Nollan wants to remind voters of all the progress that the Legislature has already made in the past few years, especially HB1023xx which raised Oklahoma teacher pay to second in the region with an average increase of $6,100. The Fiscal Year 2019 education budget, which already passed the legislature, includes a 19% increase in education funding with allocations for textbooks and support staff raises.

She also points to the Energy Stabilization Fund created in 2016, which banks energy revenue during boom years to help stabilize the budget during oil busts.

“67% of our legislative body after this cycle will have less than two years’ experience. There’s some issues with regard to institutional memory. It’s such a huge learning curve whenever you first start: understanding the process and understanding such a wide variety of issues that our state has to deal with.”

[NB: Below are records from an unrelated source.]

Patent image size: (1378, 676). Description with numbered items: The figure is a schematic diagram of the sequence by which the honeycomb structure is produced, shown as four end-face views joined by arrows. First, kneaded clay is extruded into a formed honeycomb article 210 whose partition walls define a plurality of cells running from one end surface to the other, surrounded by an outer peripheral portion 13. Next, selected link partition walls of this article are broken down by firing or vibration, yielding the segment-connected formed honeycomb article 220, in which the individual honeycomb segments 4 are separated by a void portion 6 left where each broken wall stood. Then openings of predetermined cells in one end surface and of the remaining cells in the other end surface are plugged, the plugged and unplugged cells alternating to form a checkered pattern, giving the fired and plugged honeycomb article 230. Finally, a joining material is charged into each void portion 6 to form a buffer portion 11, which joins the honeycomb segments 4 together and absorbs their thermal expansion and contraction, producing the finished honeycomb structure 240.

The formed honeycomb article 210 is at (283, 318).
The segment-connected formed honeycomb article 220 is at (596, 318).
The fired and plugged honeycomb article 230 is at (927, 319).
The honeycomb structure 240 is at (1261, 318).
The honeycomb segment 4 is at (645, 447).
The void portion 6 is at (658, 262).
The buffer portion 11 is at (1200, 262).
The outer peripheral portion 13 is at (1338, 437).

“That’s something that I think is noteworthy,” says Nollan. “It does put a lot of power into the hands of the lobbyists, the agency heads, the bureaucrats, when there’s such a large turnover in the legislative body.”

Nollan holds an “A” rating from the Research Institute for Economic Development, a 100% rating from the National Federation of Independent Business, an apple from the Oklahomans for Public Education group, a 100% rating from Oklahomans for Life and the Oklahoma Institute for Child Advocacy, and “A” ratings from the National Rifle Association and the Oklahoma Second Amendment Association. She has endorsements from U.S. Senator James Lankford, the Tulsa Regional Chamber, and the Oklahoma State Chamber.

The Republican Primary will be held on Tuesday, June 26th. Nollan will face Emily Delozier and Sand Springs City Councilman Brian Jackson. If no candidate receives at least 50% of the votes, then the top two candidates will advance to a runoff election on August 28th. The winner will face the Democratic nominee on November 6th.